Juvaini writes about the casus belli that caused the holocaust of Mongol invasion on Transoxiana. Chinggis Khan, enriched by expeditions against the Tangut, sent a trade caravan to the Khorezm court with the proposal to start an exchange of goodies. The 450 traders comprising this caravan were mostly Muslim, but one Hindu merchant had attached himself to the envoyage, and this merchant happened to address the governor of Otrar with more familiarity than the official liked. As a result, the whole caravan was impounded with prejudice:

When the party arrived at Otrar, the governor of that town was one Inalchuq, who was kinsman of the Sultan's [i.e. Khorezm-Shah's] mother, Terken Khatun, and had received the title of Ghair [Mongol rendering of Khair i.e. Best] Khan. Now amongst the merchants was an Indian who had been acquainted with the governor in former times. He now addressed the latter simply as Inalchuq, and, being rendered proud by reason of the power and might of his own Khan he did not stand aloof from him nor have regard to his own interests. On this account Ghair Khan became annoyed and embarrassed; at the same time he conceived a desire for their property. He therefore placed them under arrest, and sent a messenger to the Sultan in Iraq to inform him about them. Without pausing to think, the Sultan sanctioned the shedding of their blood and deemed the seizure of their goods to be lawful, not knowing that his own life would become unlawful, nay a crime, and that the bird of prosperity would be lopped of feather and wing ...

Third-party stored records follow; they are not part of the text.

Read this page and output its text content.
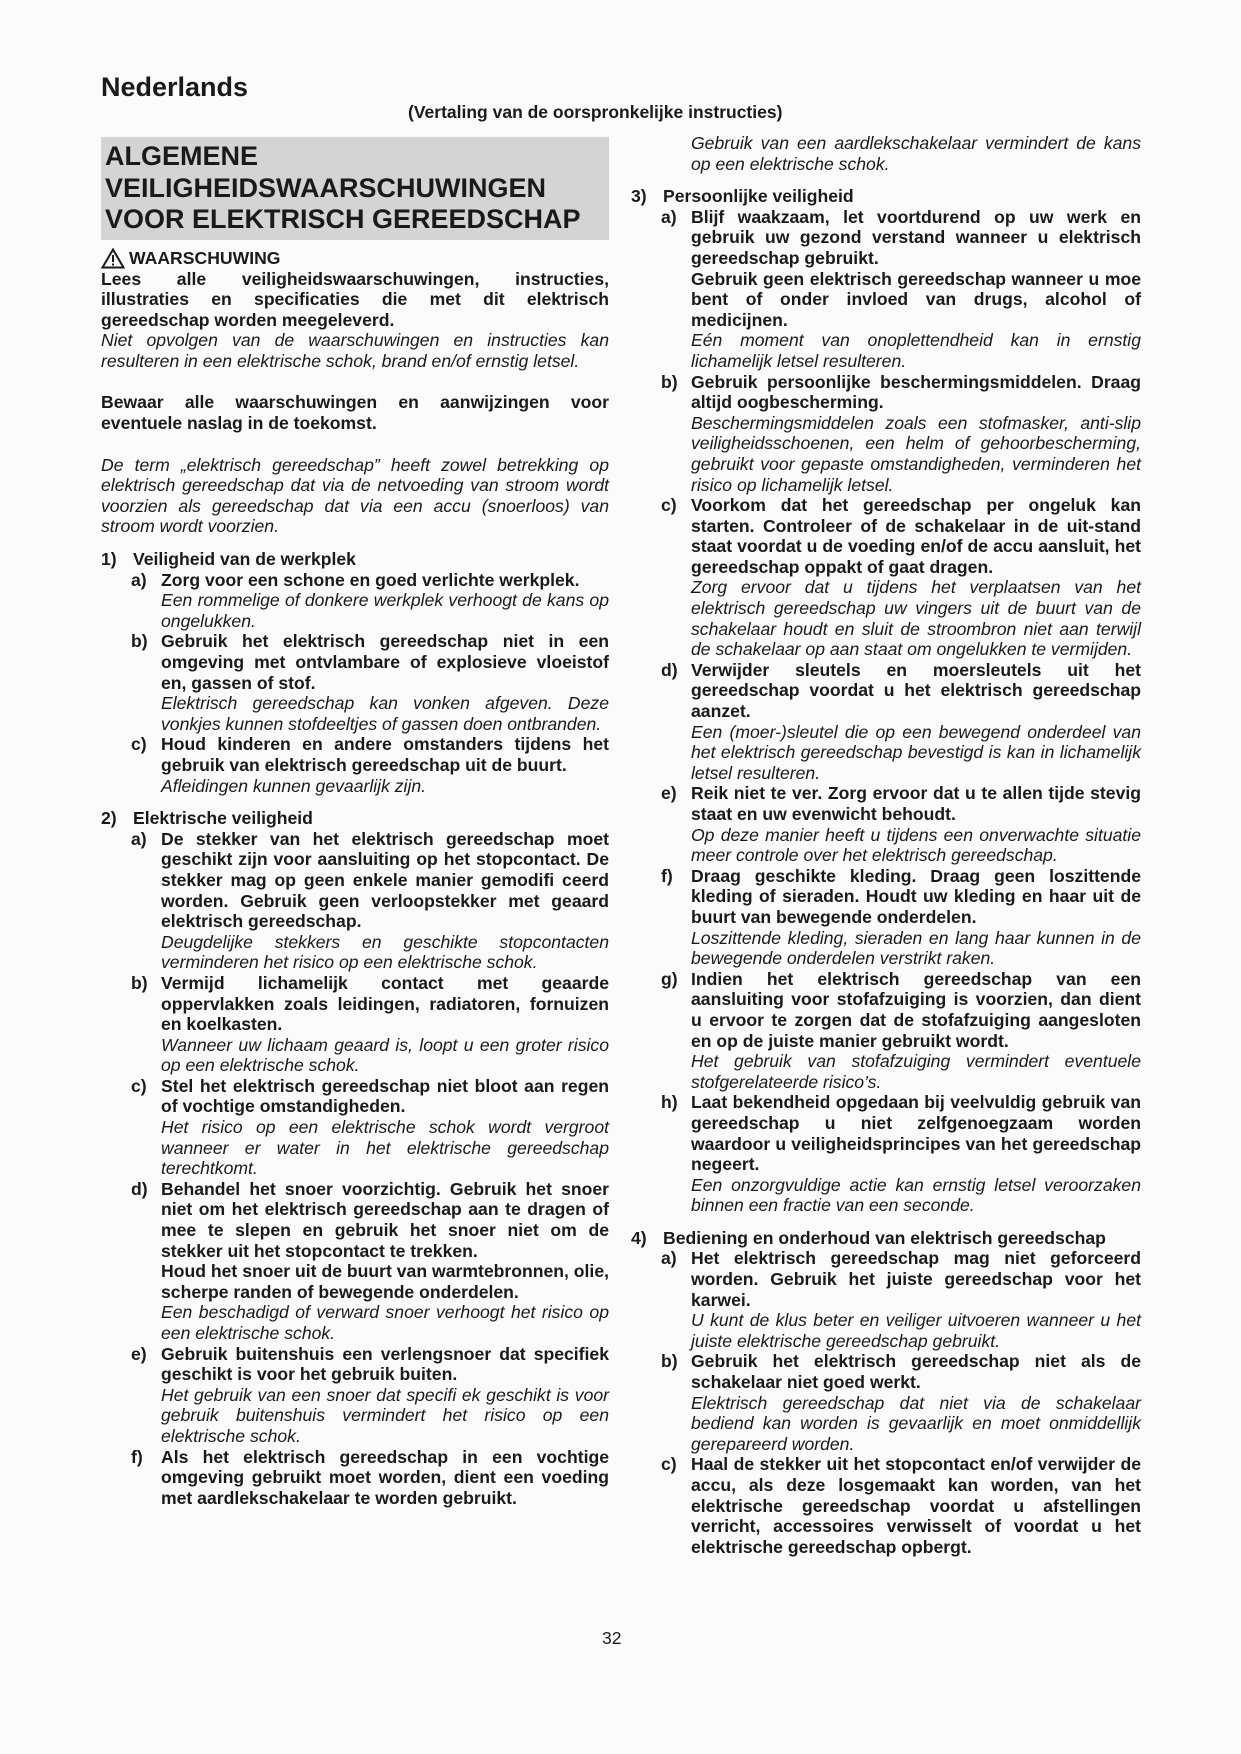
Nederlands
(Vertaling van de oorspronkelijke instructies)
ALGEMENE VEILIGHEIDSWAARSCHUWINGEN VOOR ELEKTRISCH GEREEDSCHAP
WAARSCHUWING

Lees alle veiligheidswaarschuwingen, instructies, illustraties en specificaties die met dit elektrisch gereedschap worden meegeleverd.

Niet opvolgen van de waarschuwingen en instructies kan resulteren in een elektrische schok, brand en/of ernstig letsel.

Bewaar alle waarschuwingen en aanwijzingen voor eventuele naslag in de toekomst.

De term „elektrisch gereedschap” heeft zowel betrekking op elektrisch gereedschap dat via de netvoeding van stroom wordt voorzien als gereedschap dat via een accu (snoerloos) van stroom wordt voorzien.

1) Veiligheid van de werkplek
a) Zorg voor een schone en goed verlichte werkplek.

Een rommelige of donkere werkplek verhoogt de kans op ongelukken.

b) Gebruik het elektrisch gereedschap niet in een omgeving met ontvlambare of explosieve vloeistof en, gassen of stof.

Elektrisch gereedschap kan vonken afgeven. Deze vonkjes kunnen stofdeeltjes of gassen doen ontbranden.

c) Houd kinderen en andere omstanders tijdens het gebruik van elektrisch gereedschap uit de buurt.

Afleidingen kunnen gevaarlijk zijn.

2) Elektrische veiligheid
a) De stekker van het elektrisch gereedschap moet geschikt zijn voor aansluiting op het stopcontact. De stekker mag op geen enkele manier gemodifi ceerd worden. Gebruik geen verloopstekker met geaard elektrisch gereedschap.

Deugdelijke stekkers en geschikte stopcontacten verminderen het risico op een elektrische schok.

b) Vermijd lichamelijk contact met geaarde oppervlakken zoals leidingen, radiatoren, fornuizen en koelkasten.

Wanneer uw lichaam geaard is, loopt u een groter risico op een elektrische schok.

c) Stel het elektrisch gereedschap niet bloot aan regen of vochtige omstandigheden.

Het risico op een elektrische schok wordt vergroot wanneer er water in het elektrische gereedschap terechtkomt.

d) Behandel het snoer voorzichtig. Gebruik het snoer niet om het elektrisch gereedschap aan te dragen of mee te slepen en gebruik het snoer niet om de stekker uit het stopcontact te trekken.

Houd het snoer uit de buurt van warmtebronnen, olie, scherpe randen of bewegende onderdelen.

Een beschadigd of verward snoer verhoogt het risico op een elektrische schok.

e) Gebruik buitenshuis een verlengsnoer dat specifiek geschikt is voor het gebruik buiten.

Het gebruik van een snoer dat specifi ek geschikt is voor gebruik buitenshuis vermindert het risico op een elektrische schok.

f)	Als het elektrisch gereedschap in een vochtige omgeving gebruikt moet worden, dient een voeding met aardlekschakelaar te worden gebruikt.

Gebruik van een aardlekschakelaar vermindert de kans op een elektrische schok.

3) Persoonlijke veiligheid
a) Blijf waakzaam, let voortdurend op uw werk en gebruik uw gezond verstand wanneer u elektrisch gereedschap gebruikt.

Gebruik geen elektrisch gereedschap wanneer u moe bent of onder invloed van drugs, alcohol of medicijnen.

Eén moment van onoplettendheid kan in ernstig lichamelijk letsel resulteren.

b) Gebruik persoonlijke beschermingsmiddelen. Draag altijd oogbescherming.

Beschermingsmiddelen zoals een stofmasker, anti-slip veiligheidsschoenen, een helm of gehoorbescherming, gebruikt voor gepaste omstandigheden, verminderen het risico op lichamelijk letsel.

c) Voorkom dat het gereedschap per ongeluk kan starten. Controleer of de schakelaar in de uit-stand staat voordat u de voeding en/of de accu aansluit, het gereedschap oppakt of gaat dragen.

Zorg ervoor dat u tijdens het verplaatsen van het elektrisch gereedschap uw vingers uit de buurt van de schakelaar houdt en sluit de stroombron niet aan terwijl de schakelaar op aan staat om ongelukken te vermijden.

d) Verwijder sleutels en moersleutels uit het gereedschap voordat u het elektrisch gereedschap aanzet.

Een (moer-)sleutel die op een bewegend onderdeel van het elektrisch gereedschap bevestigd is kan in lichamelijk letsel resulteren.

e) Reik niet te ver. Zorg ervoor dat u te allen tijde stevig staat en uw evenwicht behoudt.

Op deze manier heeft u tijdens een onverwachte situatie meer controle over het elektrisch gereedschap.

f)	Draag geschikte kleding. Draag geen loszittende kleding of sieraden. Houdt uw kleding en haar uit de buurt van bewegende onderdelen.

Loszittende kleding, sieraden en lang haar kunnen in de bewegende onderdelen verstrikt raken.

g) Indien het elektrisch gereedschap van een aansluiting voor stofafzuiging is voorzien, dan dient u ervoor te zorgen dat de stofafzuiging aangesloten en op de juiste manier gebruikt wordt.

Het gebruik van stofafzuiging vermindert eventuele stofgerelateerde risico’s.

h) Laat bekendheid opgedaan bij veelvuldig gebruik van gereedschap u niet zelfgenoegzaam worden waardoor u veiligheidsprincipes van het gereedschap negeert.

Een onzorgvuldige actie kan ernstig letsel veroorzaken binnen een fractie van een seconde.

4) Bediening en onderhoud van elektrisch gereedschap
a) Het elektrisch gereedschap mag niet geforceerd worden. Gebruik het juiste gereedschap voor het karwei.

U kunt de klus beter en veiliger uitvoeren wanneer u het juiste elektrische gereedschap gebruikt.

b) Gebruik het elektrisch gereedschap niet als de schakelaar niet goed werkt.

Elektrisch gereedschap dat niet via de schakelaar bediend kan worden is gevaarlijk en moet onmiddellijk gerepareerd worden.

c) Haal de stekker uit het stopcontact en/of verwijder de accu, als deze losgemaakt kan worden, van het elektrische gereedschap voordat u afstellingen verricht, accessoires verwisselt of voordat u het elektrische gereedschap opbergt.

32
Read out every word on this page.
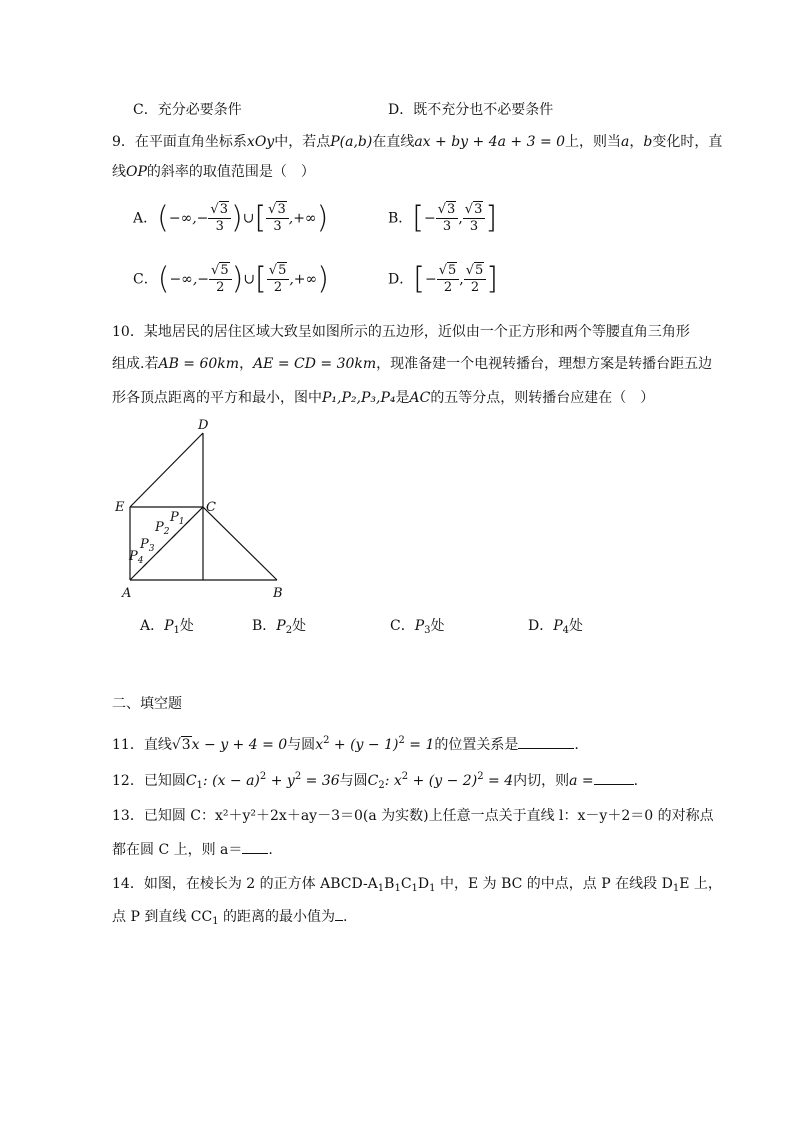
C．充分必要条件	D．既不充分也不必要条件
9．在平面直角坐标系xOy中，若点P(a,b)在直线ax + by + 4a + 3 = 0上，则当a，b变化时，直
线OP的斜率的取值范围是（　）
A．(−∞,− $\frac{√3}{3}$ )∪[ $\frac{√3}{3}$ ,+∞)	B．[− $\frac{√3}{3}$ , $\frac{√3}{3}$ ]
C．(−∞,− $\frac{√5}{2}$ )∪[ $\frac{√5}{2}$ ,+∞)	D．[− $\frac{√5}{2}$ , $\frac{√5}{2}$ ]
10．某地居民的居住区域大致呈如图所示的五边形，近似由一个正方形和两个等腰直角三角形
组成.若AB = 60km，AE = CD = 30km，现准备建一个电视转播台，理想方案是转播台距五边
形各顶点距离的平方和最小，图中P₁,P₂,P₃,P₄是AC的五等分点，则转播台应建在（　）
D
E	C
A	B
$P_1$
$P_2$
$P_3$
$P_4$
A．$P_1$处	B．$P_2$处	C．$P_3$处	D．$P_4$处
二、填空题
11．直线√3x − y + 4 = 0与圆$x^2 + (y - 1)^2 = 1$的位置关系是	.
12．已知圆$C_1$: $(x - a)^2 + y^2 = 36$与圆$C_2$: $x^2 + (y - 2)^2 = 4$内切，则a =	.
13．已知圆 C：x²＋y²＋2x＋ay－3＝0(a 为实数)上任意一点关于直线 l：x－y＋2＝0 的对称点
都在圆 C 上，则 a＝ .
14．如图，在棱长为 2 的正方体 ABCD-$A_1B_1C_1D_1$ 中，E 为 BC 的中点，点 P 在线段 $D_1E$ 上，
点 P 到直线 $CC_1$ 的距离的最小值为 .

To impound an embassy, or even kill a single ambassador, let alone 450, would have been ample cause for war in the yasa or law of the Mongols. Juvaini writes when Chinggis Khan heard of the response of Khorezm-Shah he flew into a whirlwind of rage, 'the fire of wrath driving water from his eyes so that it could only be quenched by blood.' He went alone to the top of the hill of Burkhan Khaldun, 'bared his head, turned his face towards the earth and for three days and three nights offered up prayer, saying: "I am not the author of this trouble; grant me strength to exact vengeance."' Juvaini concludes:

Ghair Khan in executing his command deprived these men of their lives and possessions, nay rather he desolated and laid waste a whole world and rendered a whole creation without home, property or leaders. For every drop of their blood there flowed a whole Oxus, in retribution for every hair on their heads it seemed that a hundred thousand heads rolled in the dust at every crossroad ...

If thou doest evil, thou dost punish thyself; the eye of Fate is not asleep.
Bizhan's picture is still painted on the walls of palaces, he is in the prison of Afrasiab.